Kaum trockene Augen bei Fribourgs Meisterhelden: «Das ist für Julien!»
89 Jahre mussten sie sich gedulden. Doch jetzt ist Fribourg-Gottéron zum ersten Mal Schweizer Meister. Die Geschichte hätte kitschiger kaum sein können: im letzten Spiel von Klublegende Julien Sprunger – er beendet seine Karriere nach 24 Jahren, in denen er nur für Gottéron gespielt hat – sichern die Drachen sich in einer hochdramatischen Serie, in der Verlängerung von Spiel 7 den Premierentitel.
Sprunger, aber auch Christoph Bertschy, Yannick Rathgeb, Lucas Wallmark, Marcus Sörensen, Jan Dorthe, Jamiro Reber, Simon Seiler oder Reto Berra – sie werden als Legenden in die Freiburger Klubgeschichte eingehen. Und sie können kaum fassen, was sie geschafft haben. «Schweizer Meister, das klingt sehr gut», sagt ein ungläubiger Christoph Bertschy im Interview direkt nach dem Spiel. Jeder, der diesem Klub nahestehe, wisse, was dieser Titel bedeute, erklärt der 32-Jährige, ehe er mitten im Interview in Tränen ausbricht.
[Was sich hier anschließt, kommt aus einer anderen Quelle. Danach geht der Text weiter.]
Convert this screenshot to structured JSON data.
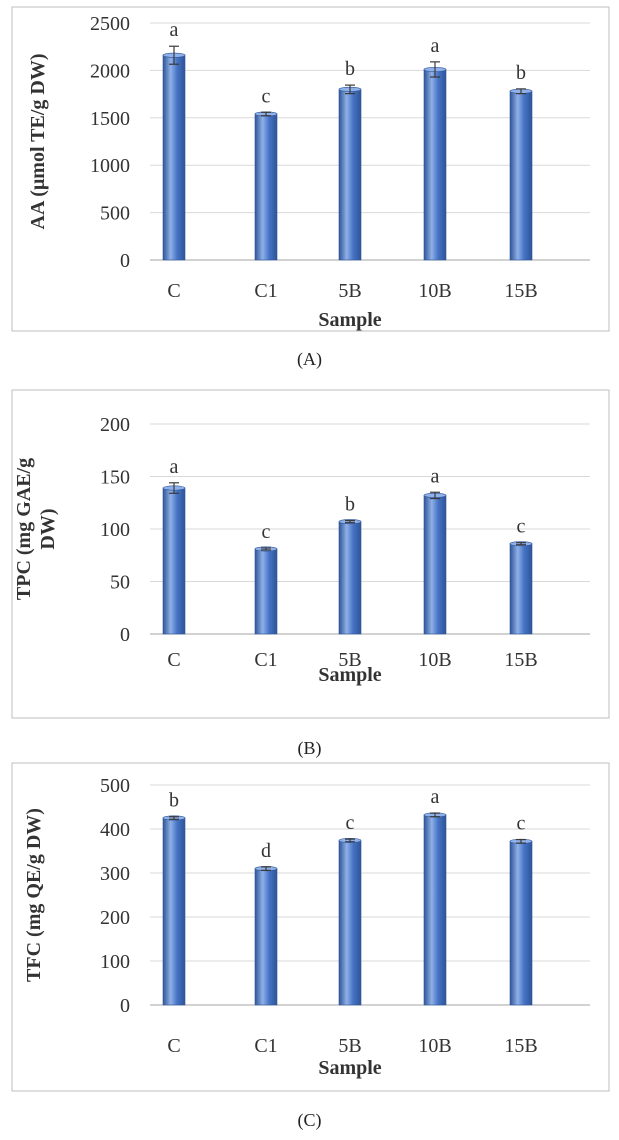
{
  "colors": {
    "bar": "#4472c4",
    "bar_dark": "#2f5597",
    "bar_light": "#8fb0e8",
    "grid": "#d9d9d9",
    "frame": "#bfbfbf",
    "text": "#333333"
  },
  "chart_data": [
    {
      "type": "bar",
      "caption": "(A)",
      "ylabel": "AA (μmol TE/g DW)",
      "xlabel": "Sample",
      "categories": [
        "C",
        "C1",
        "5B",
        "10B",
        "15B"
      ],
      "values": [
        2160,
        1540,
        1800,
        2010,
        1780
      ],
      "errors": [
        95,
        18,
        45,
        80,
        25
      ],
      "letters": [
        "a",
        "c",
        "b",
        "a",
        "b"
      ],
      "ylim": [
        0,
        2500
      ],
      "yticks": [
        0,
        500,
        1000,
        1500,
        2000,
        2500
      ],
      "grid": true
    },
    {
      "type": "bar",
      "caption": "(B)",
      "ylabel": "TPC (mg GAE/g DW)",
      "xlabel": "Sample",
      "categories": [
        "C",
        "C1",
        "5B",
        "10B",
        "15B"
      ],
      "values": [
        139,
        81,
        107,
        132,
        86
      ],
      "errors": [
        5,
        1,
        1,
        3,
        1
      ],
      "letters": [
        "a",
        "c",
        "b",
        "a",
        "c"
      ],
      "ylim": [
        0,
        200
      ],
      "yticks": [
        0,
        50,
        100,
        150,
        200
      ],
      "grid": true
    },
    {
      "type": "bar",
      "caption": "(C)",
      "ylabel": "TFC (mg QE/g DW)",
      "xlabel": "Sample",
      "categories": [
        "C",
        "C1",
        "5B",
        "10B",
        "15B"
      ],
      "values": [
        425,
        310,
        374,
        432,
        372
      ],
      "errors": [
        3,
        4,
        3,
        4,
        4
      ],
      "letters": [
        "b",
        "d",
        "c",
        "a",
        "c"
      ],
      "ylim": [
        0,
        500
      ],
      "yticks": [
        0,
        100,
        200,
        300,
        400,
        500
      ],
      "grid": true
    }
  ]
}
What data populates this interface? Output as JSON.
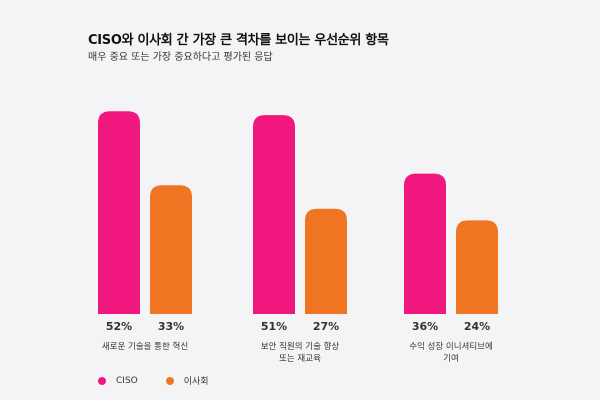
{
  "chart_data": {
    "type": "bar",
    "title": "CISO와 이사회 간 가장 큰 격차를 보이는 우선순위 항목",
    "subtitle": "매우 중요 또는 가장 중요하다고 평가된 응답",
    "categories": [
      [
        "새로운 기술을 통한 혁신"
      ],
      [
        "보안 직원의 기술 향상",
        "또는 재교육"
      ],
      [
        "수익 성장 이니셔티브에",
        "기여"
      ]
    ],
    "series": [
      {
        "name": "CISO",
        "color": "#f0177f",
        "values": [
          52,
          51,
          36
        ]
      },
      {
        "name": "이사회",
        "color": "#f07522",
        "values": [
          33,
          27,
          24
        ]
      }
    ],
    "value_suffix": "%",
    "ylim": [
      0,
      60
    ],
    "grid": false,
    "legend_position": "bottom-left"
  }
}
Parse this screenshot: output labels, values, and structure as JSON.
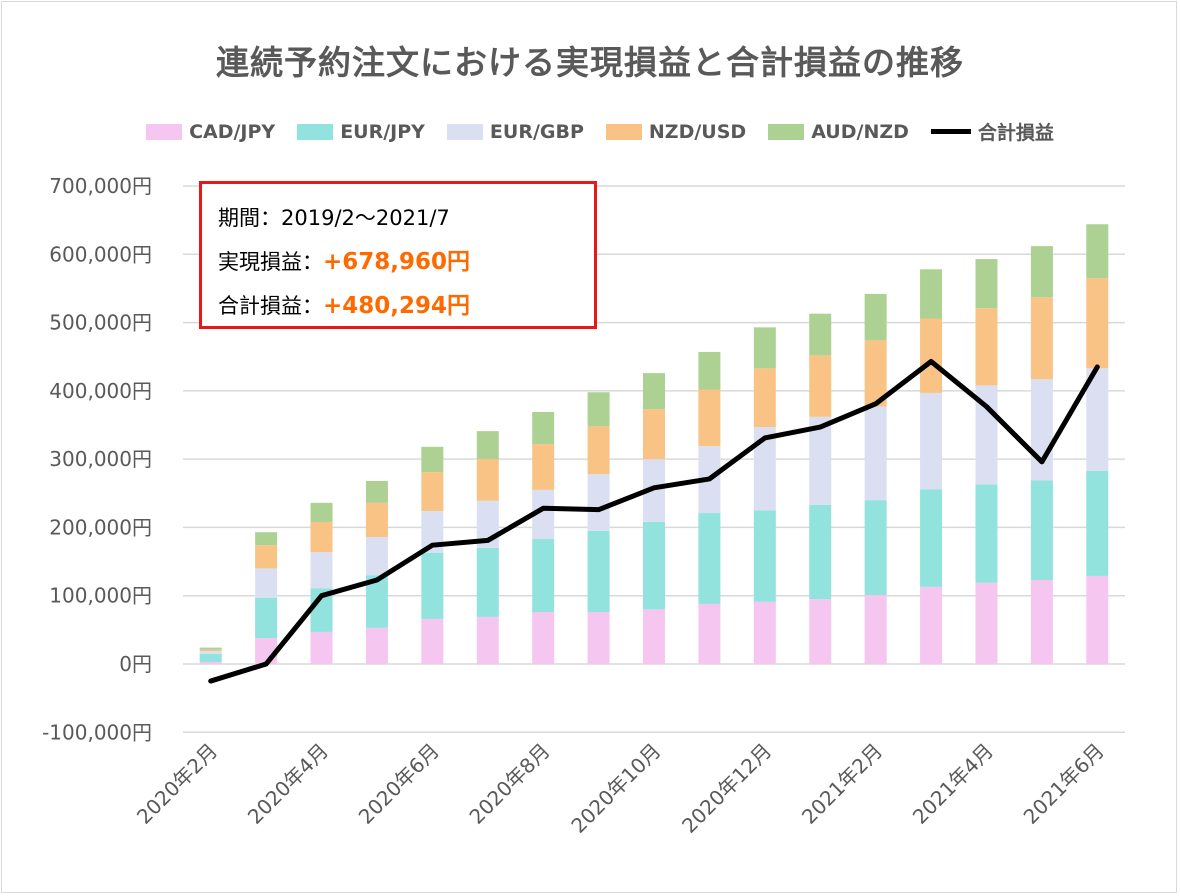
{
  "chart_data": {
    "type": "bar",
    "stacked": true,
    "title": "連続予約注文における実現損益と合計損益の推移",
    "categories": [
      "2020年2月",
      "2020年3月",
      "2020年4月",
      "2020年5月",
      "2020年6月",
      "2020年7月",
      "2020年8月",
      "2020年9月",
      "2020年10月",
      "2020年11月",
      "2020年12月",
      "2021年1月",
      "2021年2月",
      "2021年3月",
      "2021年4月",
      "2021年5月",
      "2021年6月"
    ],
    "x_tick_labels": [
      "2020年2月",
      "2020年4月",
      "2020年6月",
      "2020年8月",
      "2020年10月",
      "2020年12月",
      "2021年2月",
      "2021年4月",
      "2021年6月"
    ],
    "y_tick_labels": [
      "700,000円",
      "600,000円",
      "500,000円",
      "400,000円",
      "300,000円",
      "200,000円",
      "100,000円",
      "0円",
      "-100,000円"
    ],
    "ylim": [
      -100000,
      700000
    ],
    "grid": true,
    "legend_position": "top",
    "series": [
      {
        "name": "CAD/JPY",
        "color": "#f5c6ef",
        "values": [
          3000,
          38000,
          47000,
          53000,
          66000,
          69000,
          76000,
          76000,
          80000,
          88000,
          91000,
          95000,
          101000,
          113000,
          119000,
          123000,
          129000
        ]
      },
      {
        "name": "EUR/JPY",
        "color": "#92e2de",
        "values": [
          12000,
          59000,
          64000,
          77000,
          97000,
          101000,
          107000,
          119000,
          128000,
          133000,
          134000,
          138000,
          139000,
          143000,
          144000,
          146000,
          154000
        ]
      },
      {
        "name": "EUR/GBP",
        "color": "#dae0f2",
        "values": [
          4000,
          43000,
          53000,
          56000,
          61000,
          69000,
          72000,
          83000,
          92000,
          98000,
          122000,
          129000,
          137000,
          141000,
          145000,
          148000,
          150000
        ]
      },
      {
        "name": "NZD/USD",
        "color": "#f8c384",
        "values": [
          2000,
          34000,
          44000,
          50000,
          57000,
          61000,
          67000,
          70000,
          73000,
          83000,
          86000,
          90000,
          97000,
          109000,
          113000,
          120000,
          132000
        ]
      },
      {
        "name": "AUD/NZD",
        "color": "#add193",
        "values": [
          3000,
          19000,
          28000,
          32000,
          37000,
          41000,
          47000,
          50000,
          53000,
          55000,
          60000,
          61000,
          68000,
          72000,
          72000,
          75000,
          79000
        ]
      }
    ],
    "line_series": {
      "name": "合計損益",
      "color": "#000000",
      "values": [
        -25000,
        0,
        100000,
        123000,
        174000,
        181000,
        228000,
        226000,
        258000,
        271000,
        331000,
        347000,
        381000,
        443000,
        377000,
        296000,
        435000
      ]
    },
    "negative_tick_color": "#0000ff"
  },
  "info_box": {
    "period_label": "期間：",
    "period_value": "2019/2～2021/7",
    "realized_label": "実現損益：",
    "realized_value": "+678,960円",
    "total_label": "合計損益：",
    "total_value": "+480,294円",
    "border_color": "#e81818",
    "value_color": "#ff6a00"
  }
}
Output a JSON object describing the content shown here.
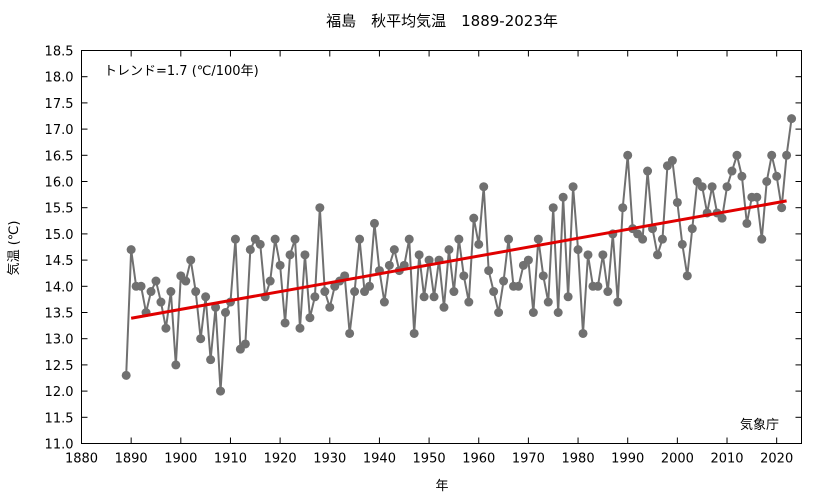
{
  "chart_data": {
    "type": "line",
    "title": "福島　秋平均気温　1889-2023年",
    "xlabel": "年",
    "ylabel": "気温 (℃)",
    "xlim": [
      1880,
      2025
    ],
    "ylim": [
      11.0,
      18.5
    ],
    "x_ticks": [
      "1880",
      "1890",
      "1900",
      "1910",
      "1920",
      "1930",
      "1940",
      "1950",
      "1960",
      "1970",
      "1980",
      "1990",
      "2000",
      "2010",
      "2020"
    ],
    "y_ticks": [
      "11.0",
      "11.5",
      "12.0",
      "12.5",
      "13.0",
      "13.5",
      "14.0",
      "14.5",
      "15.0",
      "15.5",
      "16.0",
      "16.5",
      "17.0",
      "17.5",
      "18.0",
      "18.5"
    ],
    "grid": false,
    "trend_label": "トレンド=1.7 (℃/100年)",
    "source_label": "気象庁",
    "colors": {
      "series": "#707070",
      "trend": "#e00000",
      "axis": "#000000"
    },
    "series": [
      {
        "x": [
          1889,
          1890,
          1891,
          1892,
          1893,
          1894,
          1895,
          1896,
          1897,
          1898,
          1899,
          1900,
          1901,
          1902,
          1903,
          1904,
          1905,
          1906,
          1907,
          1908,
          1909,
          1910,
          1911,
          1912,
          1913,
          1914,
          1915,
          1916,
          1917,
          1918,
          1919,
          1920,
          1921,
          1922,
          1923,
          1924,
          1925,
          1926,
          1927,
          1928,
          1929,
          1930,
          1931,
          1932,
          1933,
          1934,
          1935,
          1936,
          1937,
          1938,
          1939,
          1940,
          1941,
          1942,
          1943,
          1944,
          1945,
          1946,
          1947,
          1948,
          1949,
          1950,
          1951,
          1952,
          1953,
          1954,
          1955,
          1956,
          1957,
          1958,
          1959,
          1960,
          1961,
          1962,
          1963,
          1964,
          1965,
          1966,
          1967,
          1968,
          1969,
          1970,
          1971,
          1972,
          1973,
          1974,
          1975,
          1976,
          1977,
          1978,
          1979,
          1980,
          1981,
          1982,
          1983,
          1984,
          1985,
          1986,
          1987,
          1988,
          1989,
          1990,
          1991,
          1992,
          1993,
          1994,
          1995,
          1996,
          1997,
          1998,
          1999,
          2000,
          2001,
          2002,
          2003,
          2004,
          2005,
          2006,
          2007,
          2008,
          2009,
          2010,
          2011,
          2012,
          2013,
          2014,
          2015,
          2016,
          2017,
          2018,
          2019,
          2020,
          2021,
          2022,
          2023
        ],
        "values": [
          12.3,
          14.7,
          14.0,
          14.0,
          13.5,
          13.9,
          14.1,
          13.7,
          13.2,
          13.9,
          12.5,
          14.2,
          14.1,
          14.5,
          13.9,
          13.0,
          13.8,
          12.6,
          13.6,
          12.0,
          13.5,
          13.7,
          14.9,
          12.8,
          12.9,
          14.7,
          14.9,
          14.8,
          13.8,
          14.1,
          14.9,
          14.4,
          13.3,
          14.6,
          14.9,
          13.2,
          14.6,
          13.4,
          13.8,
          15.5,
          13.9,
          13.6,
          14.0,
          14.1,
          14.2,
          13.1,
          13.9,
          14.9,
          13.9,
          14.0,
          15.2,
          14.3,
          13.7,
          14.4,
          14.7,
          14.3,
          14.4,
          14.9,
          13.1,
          14.6,
          13.8,
          14.5,
          13.8,
          14.5,
          13.6,
          14.7,
          13.9,
          14.9,
          14.2,
          13.7,
          15.3,
          14.8,
          15.9,
          14.3,
          13.9,
          13.5,
          14.1,
          14.9,
          14.0,
          14.0,
          14.4,
          14.5,
          13.5,
          14.9,
          14.2,
          13.7,
          15.5,
          13.5,
          15.7,
          13.8,
          15.9,
          14.7,
          13.1,
          14.6,
          14.0,
          14.0,
          14.6,
          13.9,
          15.0,
          13.7,
          15.5,
          16.5,
          15.1,
          15.0,
          14.9,
          16.2,
          15.1,
          14.6,
          14.9,
          16.3,
          16.4,
          15.6,
          14.8,
          14.2,
          15.1,
          16.0,
          15.9,
          15.4,
          15.9,
          15.4,
          15.3,
          15.9,
          16.2,
          16.5,
          16.1,
          15.2,
          15.7,
          15.7,
          14.9,
          16.0,
          16.5,
          16.1,
          15.5,
          16.5,
          17.2
        ]
      }
    ],
    "trend": {
      "x": [
        1890,
        2022
      ],
      "y": [
        13.39,
        15.63
      ]
    }
  }
}
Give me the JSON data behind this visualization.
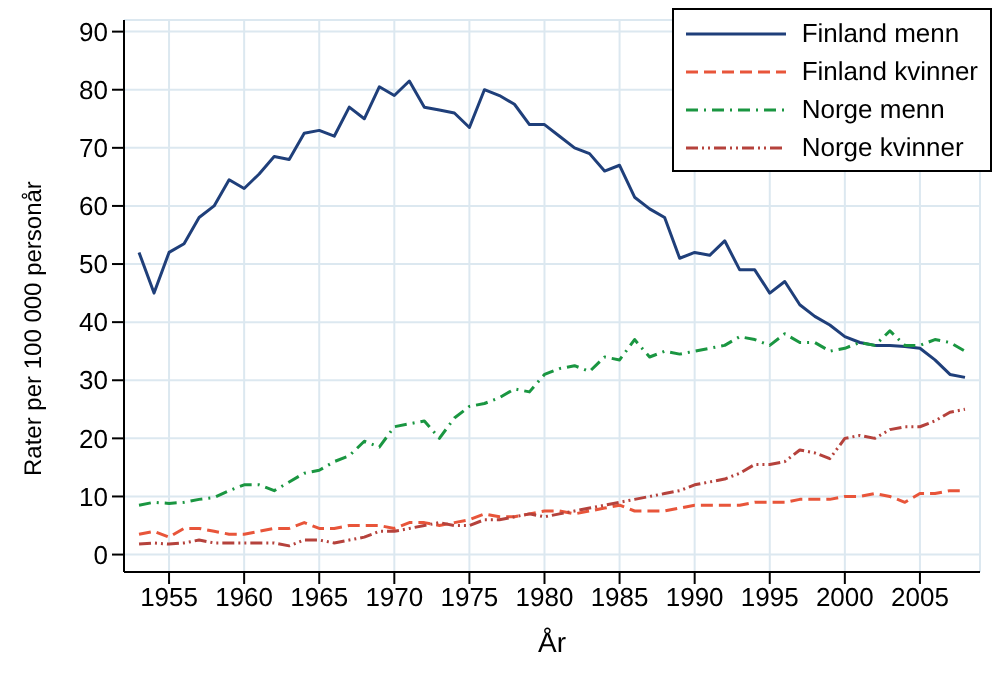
{
  "chart_data": {
    "type": "line",
    "xlabel": "År",
    "ylabel": "Rater per 100 000 personår",
    "x": [
      1953,
      1954,
      1955,
      1956,
      1957,
      1958,
      1959,
      1960,
      1961,
      1962,
      1963,
      1964,
      1965,
      1966,
      1967,
      1968,
      1969,
      1970,
      1971,
      1972,
      1973,
      1974,
      1975,
      1976,
      1977,
      1978,
      1979,
      1980,
      1981,
      1982,
      1983,
      1984,
      1985,
      1986,
      1987,
      1988,
      1989,
      1990,
      1991,
      1992,
      1993,
      1994,
      1995,
      1996,
      1997,
      1998,
      1999,
      2000,
      2001,
      2002,
      2003,
      2004,
      2005,
      2006,
      2007,
      2008
    ],
    "series": [
      {
        "name": "Finland menn",
        "color": "#1f3f7a",
        "line_style": "solid",
        "values": [
          52,
          45,
          52,
          53.5,
          58,
          60,
          64.5,
          63,
          65.5,
          68.5,
          68,
          72.5,
          73,
          72,
          77,
          75,
          80.5,
          79,
          81.5,
          77,
          76.5,
          76,
          73.5,
          80,
          79,
          77.5,
          74,
          74,
          72,
          70,
          69,
          66,
          67,
          61.5,
          59.5,
          58,
          51,
          52,
          51.5,
          54,
          49,
          49,
          45,
          47,
          43,
          41,
          39.5,
          37.5,
          36.5,
          36,
          36,
          35.8,
          35.5,
          33.5,
          31,
          30.5
        ]
      },
      {
        "name": "Finland kvinner",
        "color": "#e8553a",
        "line_style": "dashed",
        "values": [
          3.5,
          4,
          3,
          4.5,
          4.5,
          4,
          3.5,
          3.5,
          4,
          4.5,
          4.5,
          5.5,
          4.5,
          4.5,
          5,
          5,
          5,
          4.5,
          5.5,
          5.5,
          5,
          5.5,
          6,
          7,
          6.5,
          6.5,
          7,
          7.5,
          7.5,
          7,
          7.5,
          8,
          8.5,
          7.5,
          7.5,
          7.5,
          8,
          8.5,
          8.5,
          8.5,
          8.5,
          9,
          9,
          9,
          9.5,
          9.5,
          9.5,
          10,
          10,
          10.5,
          10,
          9,
          10.5,
          10.5,
          11,
          11
        ]
      },
      {
        "name": "Norge menn",
        "color": "#1a9641",
        "line_style": "dashdot",
        "values": [
          8.5,
          9,
          8.8,
          9,
          9.5,
          9.8,
          11,
          12,
          12,
          11,
          12.5,
          14,
          14.5,
          16,
          17,
          19.5,
          18.5,
          22,
          22.5,
          23,
          20,
          23.5,
          25.5,
          26,
          27,
          28.5,
          28,
          31,
          32,
          32.5,
          31.5,
          34,
          33.5,
          37,
          34,
          35,
          34.5,
          35,
          35.5,
          36,
          37.5,
          37,
          36,
          38,
          36.5,
          36.5,
          35,
          35.5,
          36.5,
          36,
          38.5,
          36,
          36,
          37,
          36.5,
          35
        ]
      },
      {
        "name": "Norge kvinner",
        "color": "#b5423c",
        "line_style": "dashdotdot",
        "values": [
          1.8,
          2,
          1.8,
          2,
          2.5,
          2,
          2,
          2,
          2,
          2,
          1.5,
          2.5,
          2.5,
          2,
          2.5,
          3,
          4,
          4,
          4.5,
          5,
          5.5,
          5,
          5,
          6,
          6,
          6.5,
          7,
          6.5,
          7,
          7.5,
          8,
          8.5,
          9,
          9.5,
          10,
          10.5,
          11,
          12,
          12.5,
          13,
          14,
          15.5,
          15.5,
          16,
          18,
          17.5,
          16.5,
          20,
          20.5,
          20,
          21.5,
          22,
          22,
          23,
          24.5,
          25
        ]
      }
    ],
    "xlim": [
      1952,
      2009
    ],
    "xticks": [
      1955,
      1960,
      1965,
      1970,
      1975,
      1980,
      1985,
      1990,
      1995,
      2000,
      2005
    ],
    "ylim": [
      -3,
      92
    ],
    "yticks": [
      0,
      10,
      20,
      30,
      40,
      50,
      60,
      70,
      80,
      90
    ],
    "grid": true,
    "legend": "top right",
    "marker": "none"
  }
}
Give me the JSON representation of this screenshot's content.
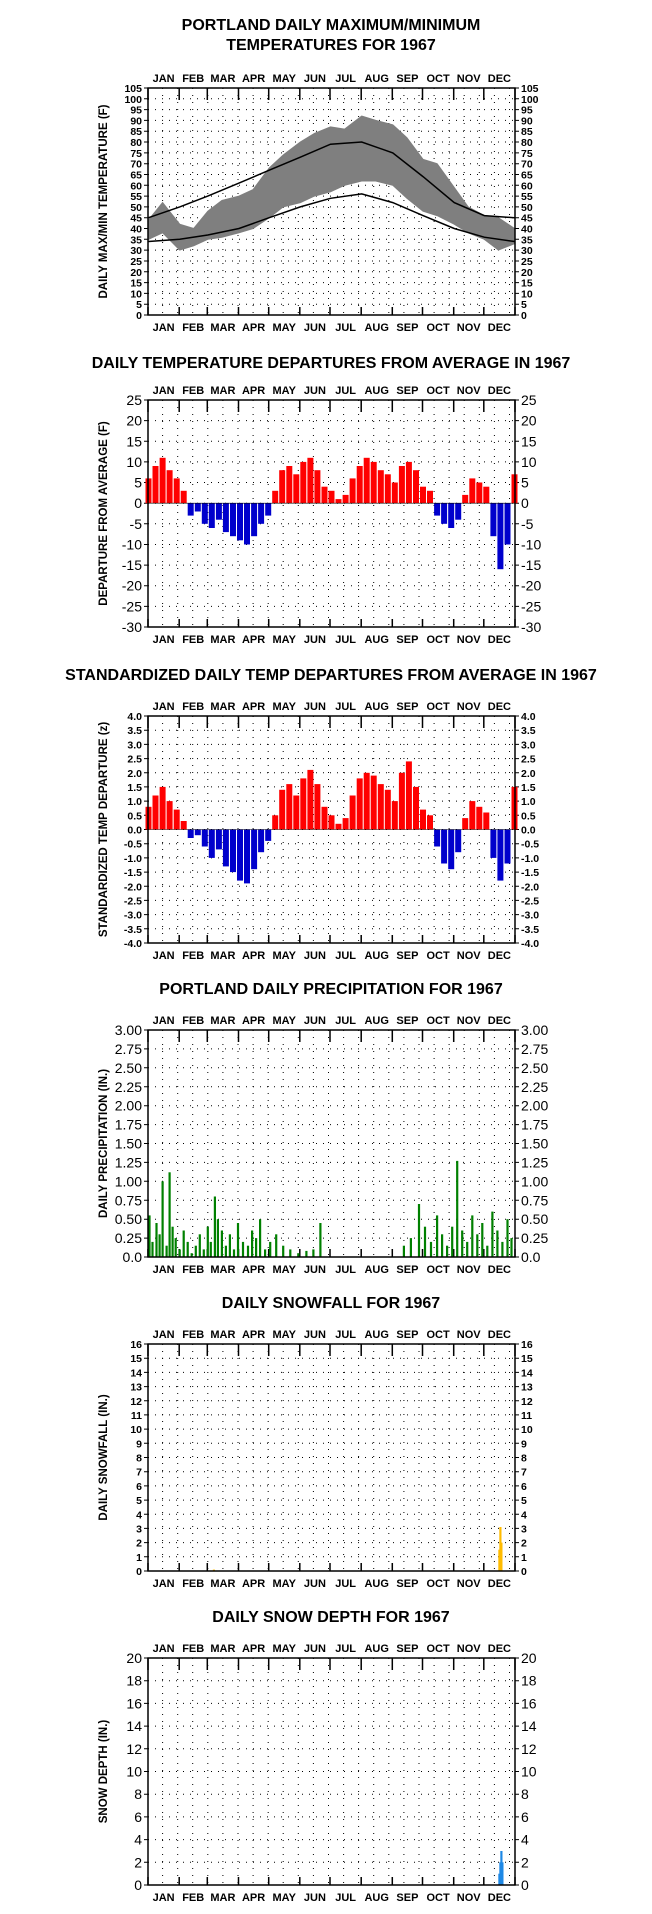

Auch Meistergoalie Reto Berra stockt die Stimme, als er über die Bedeutung des Erfolgs spricht. Er habe einfach riesige Freude für alle Freiburger, die so lange auf den Titel haben warten müssen, insbesondere aber für Julien Sprunger. «Er hat das so verdient. Wie er jeden Menschen, der in die Gottéron-Garderobe kommt, empfängt, wie er mit diesen Leuten umgeht, darum geht es im Leben», schwärmt Berra.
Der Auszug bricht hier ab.